Cuando entró a la librería se enteró de que en ese mundo no había tantas luces como ella pensaba y que la tarea iba a ser difícil. Los libros viejos se apiñaban en estantes, trepaban desde el piso, esquivaban telarañas y algunos jugaban a escaparse con cada golpe de viento que sacudía el polvo del lugar. Ella ya tenía dificultades en la vista y, como no aparecía nadie para atenderla, acercó sus ojos negros a cada lomo de cada libro del lugar, pero no tuvo suerte. Esperó unos minutos, siguió estando sola en la librería. En un momento pensó en cantar algo, sencillo, algo para llamar la atención, pero se reprimió. Entonces aplaudió.

Una mujer tan vieja como ella (aunque ninguna de las dos eran ancianas) descorrió un cortinado oscuro que los ojos de Ella no habían visto. Le preguntó qué buscaba. Pero Ella no sabía alemán y la alemana no quería oír el inglés. Se miraron un rato las dos mujeres, se estudiaron y no dijeron nada. La alemana estornudó, e inmediatamente se volvió a refugiar tras el cortinado. Ella volvió a buscar con los ojos viejos algún rastro que le permitiera dar con los poemas de Brecht y así estuvo, hasta que la alemana volvió a salir.

Volvieron las dos mujeres al terreno de las miradas.
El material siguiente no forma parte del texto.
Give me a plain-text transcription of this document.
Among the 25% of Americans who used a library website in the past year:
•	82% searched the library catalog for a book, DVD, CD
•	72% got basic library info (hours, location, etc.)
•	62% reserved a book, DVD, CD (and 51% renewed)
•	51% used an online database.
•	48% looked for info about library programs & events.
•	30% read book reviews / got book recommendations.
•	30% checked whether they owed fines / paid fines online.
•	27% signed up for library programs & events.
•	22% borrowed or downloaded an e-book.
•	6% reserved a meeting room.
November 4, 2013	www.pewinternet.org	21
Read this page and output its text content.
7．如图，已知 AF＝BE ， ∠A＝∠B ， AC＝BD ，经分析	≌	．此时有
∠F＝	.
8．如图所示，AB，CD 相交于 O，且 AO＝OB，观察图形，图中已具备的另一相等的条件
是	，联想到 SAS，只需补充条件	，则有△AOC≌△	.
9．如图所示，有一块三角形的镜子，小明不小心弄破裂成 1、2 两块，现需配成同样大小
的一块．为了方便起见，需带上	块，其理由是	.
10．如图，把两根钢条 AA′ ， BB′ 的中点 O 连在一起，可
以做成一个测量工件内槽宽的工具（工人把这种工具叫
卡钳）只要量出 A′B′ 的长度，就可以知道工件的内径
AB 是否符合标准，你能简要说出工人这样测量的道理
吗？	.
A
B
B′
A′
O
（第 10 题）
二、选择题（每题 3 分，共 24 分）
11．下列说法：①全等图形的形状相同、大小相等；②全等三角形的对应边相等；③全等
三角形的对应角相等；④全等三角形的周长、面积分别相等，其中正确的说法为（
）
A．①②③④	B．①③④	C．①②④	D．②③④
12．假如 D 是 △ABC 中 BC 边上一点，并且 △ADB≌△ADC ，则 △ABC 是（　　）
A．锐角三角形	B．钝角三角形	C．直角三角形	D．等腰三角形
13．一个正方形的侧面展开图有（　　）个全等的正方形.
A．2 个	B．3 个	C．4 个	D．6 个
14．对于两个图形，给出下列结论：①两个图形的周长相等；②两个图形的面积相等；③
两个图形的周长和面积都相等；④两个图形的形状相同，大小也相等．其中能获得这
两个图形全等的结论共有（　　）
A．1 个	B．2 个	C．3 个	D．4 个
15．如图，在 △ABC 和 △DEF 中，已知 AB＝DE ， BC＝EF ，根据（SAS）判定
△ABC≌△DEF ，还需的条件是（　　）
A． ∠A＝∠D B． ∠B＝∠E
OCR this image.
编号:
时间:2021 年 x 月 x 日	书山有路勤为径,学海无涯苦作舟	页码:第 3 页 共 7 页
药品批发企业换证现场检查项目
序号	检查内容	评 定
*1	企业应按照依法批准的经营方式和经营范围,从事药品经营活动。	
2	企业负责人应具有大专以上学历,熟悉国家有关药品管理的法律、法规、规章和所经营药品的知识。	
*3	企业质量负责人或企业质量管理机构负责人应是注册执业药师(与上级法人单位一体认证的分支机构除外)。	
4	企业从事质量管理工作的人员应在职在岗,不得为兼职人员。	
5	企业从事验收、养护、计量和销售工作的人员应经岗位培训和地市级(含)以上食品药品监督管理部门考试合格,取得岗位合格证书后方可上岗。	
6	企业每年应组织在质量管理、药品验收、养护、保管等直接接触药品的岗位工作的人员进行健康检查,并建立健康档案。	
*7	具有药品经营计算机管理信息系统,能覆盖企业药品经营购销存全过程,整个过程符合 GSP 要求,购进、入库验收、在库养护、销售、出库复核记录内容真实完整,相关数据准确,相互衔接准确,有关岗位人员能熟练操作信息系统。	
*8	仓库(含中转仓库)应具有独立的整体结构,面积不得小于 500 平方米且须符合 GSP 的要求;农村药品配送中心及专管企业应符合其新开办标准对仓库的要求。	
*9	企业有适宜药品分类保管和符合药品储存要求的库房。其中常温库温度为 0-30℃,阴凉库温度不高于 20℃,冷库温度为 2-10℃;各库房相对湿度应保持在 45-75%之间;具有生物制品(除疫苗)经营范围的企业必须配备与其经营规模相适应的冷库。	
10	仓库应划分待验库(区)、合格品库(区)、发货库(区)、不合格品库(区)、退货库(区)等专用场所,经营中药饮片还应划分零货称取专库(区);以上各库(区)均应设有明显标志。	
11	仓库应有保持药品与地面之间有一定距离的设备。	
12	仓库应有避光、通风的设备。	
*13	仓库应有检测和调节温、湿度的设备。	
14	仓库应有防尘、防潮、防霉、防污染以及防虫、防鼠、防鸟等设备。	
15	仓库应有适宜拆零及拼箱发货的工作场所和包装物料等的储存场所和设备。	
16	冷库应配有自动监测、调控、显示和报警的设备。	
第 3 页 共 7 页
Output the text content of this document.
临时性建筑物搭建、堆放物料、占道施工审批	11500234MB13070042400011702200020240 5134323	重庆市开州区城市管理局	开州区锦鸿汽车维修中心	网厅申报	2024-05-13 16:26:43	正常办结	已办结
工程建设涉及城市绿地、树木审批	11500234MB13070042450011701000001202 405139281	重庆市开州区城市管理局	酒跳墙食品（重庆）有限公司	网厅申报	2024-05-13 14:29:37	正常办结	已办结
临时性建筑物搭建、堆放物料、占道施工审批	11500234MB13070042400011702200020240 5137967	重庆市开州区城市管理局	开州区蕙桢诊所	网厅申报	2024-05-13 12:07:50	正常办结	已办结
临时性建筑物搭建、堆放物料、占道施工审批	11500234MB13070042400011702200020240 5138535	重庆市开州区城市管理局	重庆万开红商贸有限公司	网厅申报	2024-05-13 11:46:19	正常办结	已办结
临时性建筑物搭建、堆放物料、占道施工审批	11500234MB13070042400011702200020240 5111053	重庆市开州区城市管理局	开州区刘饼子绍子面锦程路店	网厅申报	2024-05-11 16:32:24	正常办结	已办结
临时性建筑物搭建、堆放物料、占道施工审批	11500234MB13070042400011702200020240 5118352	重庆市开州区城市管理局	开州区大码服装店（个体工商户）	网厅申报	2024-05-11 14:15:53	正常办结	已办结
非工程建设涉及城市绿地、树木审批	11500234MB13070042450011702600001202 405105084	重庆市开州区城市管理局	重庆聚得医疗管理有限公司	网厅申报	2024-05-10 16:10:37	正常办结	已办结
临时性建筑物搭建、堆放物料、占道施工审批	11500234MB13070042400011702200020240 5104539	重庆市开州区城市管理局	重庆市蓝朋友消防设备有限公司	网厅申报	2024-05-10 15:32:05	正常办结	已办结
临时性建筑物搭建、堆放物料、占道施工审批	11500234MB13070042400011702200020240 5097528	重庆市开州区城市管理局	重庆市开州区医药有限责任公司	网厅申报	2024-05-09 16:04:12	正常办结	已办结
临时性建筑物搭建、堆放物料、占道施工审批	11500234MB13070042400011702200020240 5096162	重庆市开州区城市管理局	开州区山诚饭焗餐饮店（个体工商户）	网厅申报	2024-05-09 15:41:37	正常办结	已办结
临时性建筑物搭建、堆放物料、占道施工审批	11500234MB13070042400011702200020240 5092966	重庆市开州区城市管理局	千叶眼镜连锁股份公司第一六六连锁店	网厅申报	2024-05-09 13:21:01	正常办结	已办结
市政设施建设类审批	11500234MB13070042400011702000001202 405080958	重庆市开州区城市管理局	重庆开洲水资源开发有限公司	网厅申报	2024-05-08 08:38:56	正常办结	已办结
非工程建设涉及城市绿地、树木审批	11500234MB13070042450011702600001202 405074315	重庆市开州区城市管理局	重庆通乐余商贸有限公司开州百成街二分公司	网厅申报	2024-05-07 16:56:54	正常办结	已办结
El olor a papel húmedo y antiguo de vez en cuando creaba imágenes entre los ojos negros profundos de Ella y los grisáceos brillosos de la alemana.

Ella intentó decir lo más nítidamente posible el nombre Bertold Brecht, pero la alemana no entendió nada de lo que salía de la garganta ferrosa, incómoda para hablar sin música. La alemana volvió a retroceder y nuevamente se sumergió en su cuarto, tal vez esperando que esa mujer negra y enorme abandonara el lugar, hasta que algo hizo que se detuviera. Ella había comenzado con su risa abundante a cantar su versión más fabulosa de “Mack the knife” y, los libros, siempre atentos al placer, comenzaron a temblar.

Al otro día, en el Deutschlandhalle, aquel 11 de Febrero de 1960, Ella Fitzgerald subió al escenario con su libro de poemas de Bertolt Brecht y la vieja alemana, todavía sin comprender nada de inglés, desde la fila número once, volvió a aplaudir.